In conclusion, our study underscores the value of genomic approaches in enhancing diagnostic rate of CN. We expanded the genetic landscape of CN by identifying molecular etiologies that overlap with other disorders, particularly immunodeficiency disorders. The study highlights the genetic heterogeneity of CN, with variants identified in 15 distinct genes. Although each genetic defect is individually rare, together they represent a substantial proportion of CN cases. Accurate molecular diagnosis provides crucial prognostic insights and prompts clinicians to screen for additional features, enabling earlier and tailored medical management according to the specific gene involved.

ACKNOWLEDGMENTS

This research was made possible through access to the data generated by the France Genomic Medicine Plan 2025 for genome sequencing. The authors thank all patients who consented to the sharing and publication of their anonymized clinical data, as well as Pierre Chantelot for his practical support in creating the figures.

    AUTHOR CONTRIBUTIONS

    S. M. and C. B.-C. designed the study, analyzed the data, and wrote the manuscript. S. M. and C. B.-C. analyzed the exome and genome sequencing. P. P., S. C., L. D., and J. B. performed and analyzed the genetic analyses. J. B. and A. L. performed bioinformatics pipelines and variant annotations. B. B. collected the clinical data and registered the clinical data in the French Registry of Chronic Neutropenia, and J. C.-T. performed data extraction from the Registry. Y. R., N. A., S. A., W. A.-C., G. B., D. B., B. B., C. D., V. G., A. G., A. M.-C., P. D., G. V., B. N., L. N., M. N., M. P., L. T., and J. D. participated in the medical follow-up of the patients and provided clinical data and biological samples. M. D. discussed the results. P. H. performed the analysis of myeloid gene panel sequencing. S. M. performed statistical analysis. S. M., C. B. C., I. P., and J. D. reviewed the manuscript. All authors approved the final version of the manuscript.

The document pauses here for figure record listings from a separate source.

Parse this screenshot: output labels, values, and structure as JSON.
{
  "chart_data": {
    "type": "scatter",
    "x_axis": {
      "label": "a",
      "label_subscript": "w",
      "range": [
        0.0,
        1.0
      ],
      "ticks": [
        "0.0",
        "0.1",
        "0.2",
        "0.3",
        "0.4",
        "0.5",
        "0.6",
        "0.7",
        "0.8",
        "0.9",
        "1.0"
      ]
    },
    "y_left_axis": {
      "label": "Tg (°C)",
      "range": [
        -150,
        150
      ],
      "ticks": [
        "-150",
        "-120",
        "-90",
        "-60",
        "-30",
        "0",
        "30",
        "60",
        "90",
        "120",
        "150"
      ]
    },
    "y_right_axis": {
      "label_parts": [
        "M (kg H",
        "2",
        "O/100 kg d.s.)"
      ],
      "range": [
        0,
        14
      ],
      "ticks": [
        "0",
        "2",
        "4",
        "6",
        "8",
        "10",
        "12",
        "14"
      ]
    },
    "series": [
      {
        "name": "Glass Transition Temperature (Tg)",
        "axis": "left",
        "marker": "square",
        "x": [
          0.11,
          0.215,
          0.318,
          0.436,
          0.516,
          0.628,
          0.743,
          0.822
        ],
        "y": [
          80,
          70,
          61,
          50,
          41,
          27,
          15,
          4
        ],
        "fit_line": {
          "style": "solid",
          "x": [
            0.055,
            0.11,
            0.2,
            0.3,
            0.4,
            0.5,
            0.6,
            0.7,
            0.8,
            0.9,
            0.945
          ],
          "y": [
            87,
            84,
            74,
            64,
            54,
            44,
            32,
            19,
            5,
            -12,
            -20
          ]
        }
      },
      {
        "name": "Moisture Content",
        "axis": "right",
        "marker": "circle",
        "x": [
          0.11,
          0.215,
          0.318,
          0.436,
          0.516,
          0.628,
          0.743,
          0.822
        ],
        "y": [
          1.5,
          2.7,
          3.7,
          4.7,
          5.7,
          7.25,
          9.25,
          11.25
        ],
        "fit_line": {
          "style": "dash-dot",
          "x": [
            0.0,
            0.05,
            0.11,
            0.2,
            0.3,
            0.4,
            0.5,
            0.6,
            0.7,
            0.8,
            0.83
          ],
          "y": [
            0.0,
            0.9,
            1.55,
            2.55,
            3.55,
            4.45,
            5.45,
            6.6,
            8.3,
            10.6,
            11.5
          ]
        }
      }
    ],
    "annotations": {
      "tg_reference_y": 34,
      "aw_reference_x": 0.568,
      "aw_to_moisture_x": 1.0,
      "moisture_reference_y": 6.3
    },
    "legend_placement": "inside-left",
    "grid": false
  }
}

    CLINICAL TRIAL REGISTRATION

    This study has not been registered on ClinicalTrials. All the data collected were gathered for diagnostics purposes and do not require clinical trial registration.

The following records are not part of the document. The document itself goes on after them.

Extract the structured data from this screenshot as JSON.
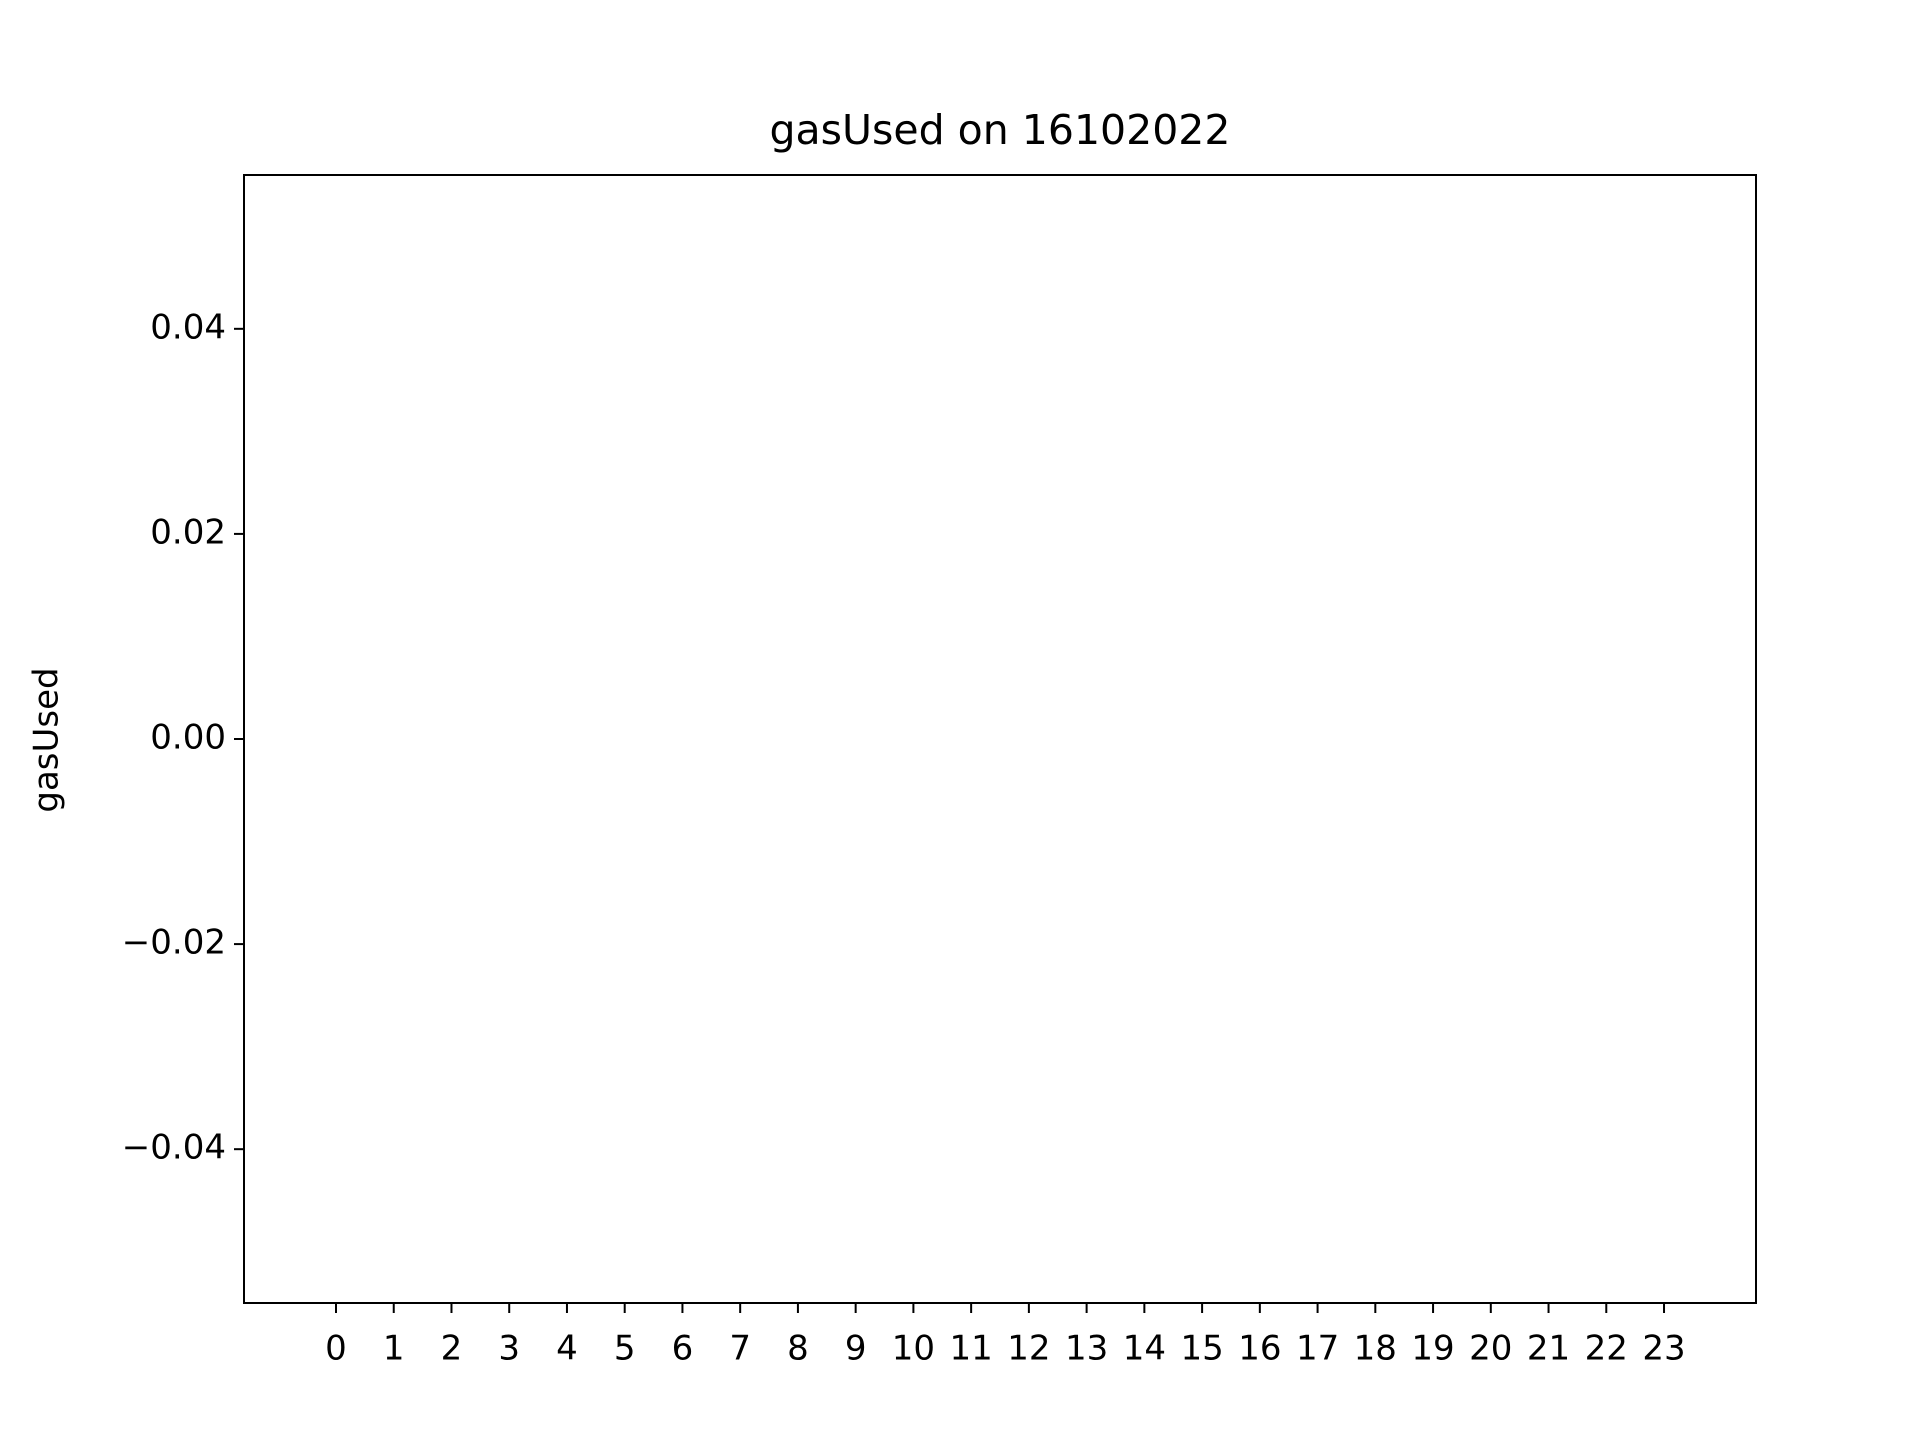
{
  "chart_data": {
    "type": "bar",
    "title": "gasUsed on 16102022",
    "ylabel": "gasUsed",
    "categories": [
      "0",
      "1",
      "2",
      "3",
      "4",
      "5",
      "6",
      "7",
      "8",
      "9",
      "10",
      "11",
      "12",
      "13",
      "14",
      "15",
      "16",
      "17",
      "18",
      "19",
      "20",
      "21",
      "22",
      "23"
    ],
    "values": [
      0,
      0,
      0,
      0,
      0,
      0,
      0,
      0,
      0,
      0,
      0,
      0,
      0,
      0,
      0,
      0,
      0,
      0,
      0,
      0,
      0,
      0,
      0,
      0
    ],
    "color": "#1f77b4",
    "ylim": [
      -0.055,
      0.055
    ],
    "yticks": [
      {
        "value": -0.04,
        "label": "−0.04"
      },
      {
        "value": -0.02,
        "label": "−0.02"
      },
      {
        "value": 0,
        "label": "0.00"
      },
      0.02,
      0.04
    ],
    "grid": false
  }
}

    CONFLICT OF INTEREST STATEMENT

    The authors declare no conflicts of interest.

    CONSENT

    The patients or the parents for participants under 18 years signed an informed consent for the genetic diagnosis of congenital neutropenia as well as for prospective research related to their disease. All individuals have consented to sharing and publishing their anonymized clinical data.

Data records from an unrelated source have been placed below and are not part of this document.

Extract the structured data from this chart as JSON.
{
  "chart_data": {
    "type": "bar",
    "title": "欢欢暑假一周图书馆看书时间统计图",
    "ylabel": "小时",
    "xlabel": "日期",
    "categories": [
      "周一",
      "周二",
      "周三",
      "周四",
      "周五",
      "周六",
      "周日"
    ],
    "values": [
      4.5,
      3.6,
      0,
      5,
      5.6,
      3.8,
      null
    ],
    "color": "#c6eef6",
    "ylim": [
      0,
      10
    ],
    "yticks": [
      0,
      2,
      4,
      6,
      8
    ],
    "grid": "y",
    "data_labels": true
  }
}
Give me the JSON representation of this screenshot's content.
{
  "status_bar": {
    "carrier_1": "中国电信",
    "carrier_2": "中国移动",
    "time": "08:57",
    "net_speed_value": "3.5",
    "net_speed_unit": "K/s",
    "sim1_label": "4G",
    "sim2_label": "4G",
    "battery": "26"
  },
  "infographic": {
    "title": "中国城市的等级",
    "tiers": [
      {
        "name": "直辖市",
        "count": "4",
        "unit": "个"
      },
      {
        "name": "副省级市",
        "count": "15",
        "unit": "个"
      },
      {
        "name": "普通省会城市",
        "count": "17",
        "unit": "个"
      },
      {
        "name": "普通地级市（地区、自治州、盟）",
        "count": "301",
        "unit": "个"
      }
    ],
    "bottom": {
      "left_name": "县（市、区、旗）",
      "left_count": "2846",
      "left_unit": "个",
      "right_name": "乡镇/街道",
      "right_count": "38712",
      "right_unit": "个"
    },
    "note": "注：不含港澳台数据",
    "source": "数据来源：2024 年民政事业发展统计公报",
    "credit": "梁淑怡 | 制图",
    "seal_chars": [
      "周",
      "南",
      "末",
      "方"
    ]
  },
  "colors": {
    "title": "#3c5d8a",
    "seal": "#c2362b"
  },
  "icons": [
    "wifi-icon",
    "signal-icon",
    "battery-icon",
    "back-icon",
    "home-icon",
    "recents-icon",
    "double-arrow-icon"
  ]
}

    DNA samples are stored in the Department of Genetics under the responsibility of C. Bellanné-Chantelot (biological collection no. DC2009-957).

    ETHICS STATEMENT

    The French Severe Chronic Neutropenia Registry, coordinated by Dr Jean Donadieu, is located in the Department of Pediatric Hematology and Oncology, in Trousseau Hospital, Assistance Publique-Hôpitaux de Paris (Paris) and was certified by the French health authorities in 2008. Clinical and biological information is collected at diagnosis and during the course of the disease. Data monitoring, based on medical charts, is done by a clinical research associate. To be included, patients or their parents for children, give their written informed consent in accordance with the Declaration of Helsinki. Patients are anonymously registered in the database in compliance with the current national legislation (CNIL certificate no. 97.075).

    FUNDING

    This study was supported by the Assistance Publique-Hôpitaux de Paris (AP-HP), Sorbonne University, Institut National de la Santé et de la Recherche Médicale (INSERM), the Association pour la Recherche contre le Cancer (SM), and the Agence nationale de la recherche (ANR-20-CE14-02; L. D., I. P., and C. B. C.). The French Chronic Neutropenia Registry is supported by grants from X4 Pharma, Prolong Pharma, and Chugai SA.

    PERMISSION TO REPRODUCE MATERIAL FROM OTHER SOURCES

    Not applicable.

    DATA AVAILABILITY STATEMENT

    The data that supports the findings of this study are available in the Supporting Information.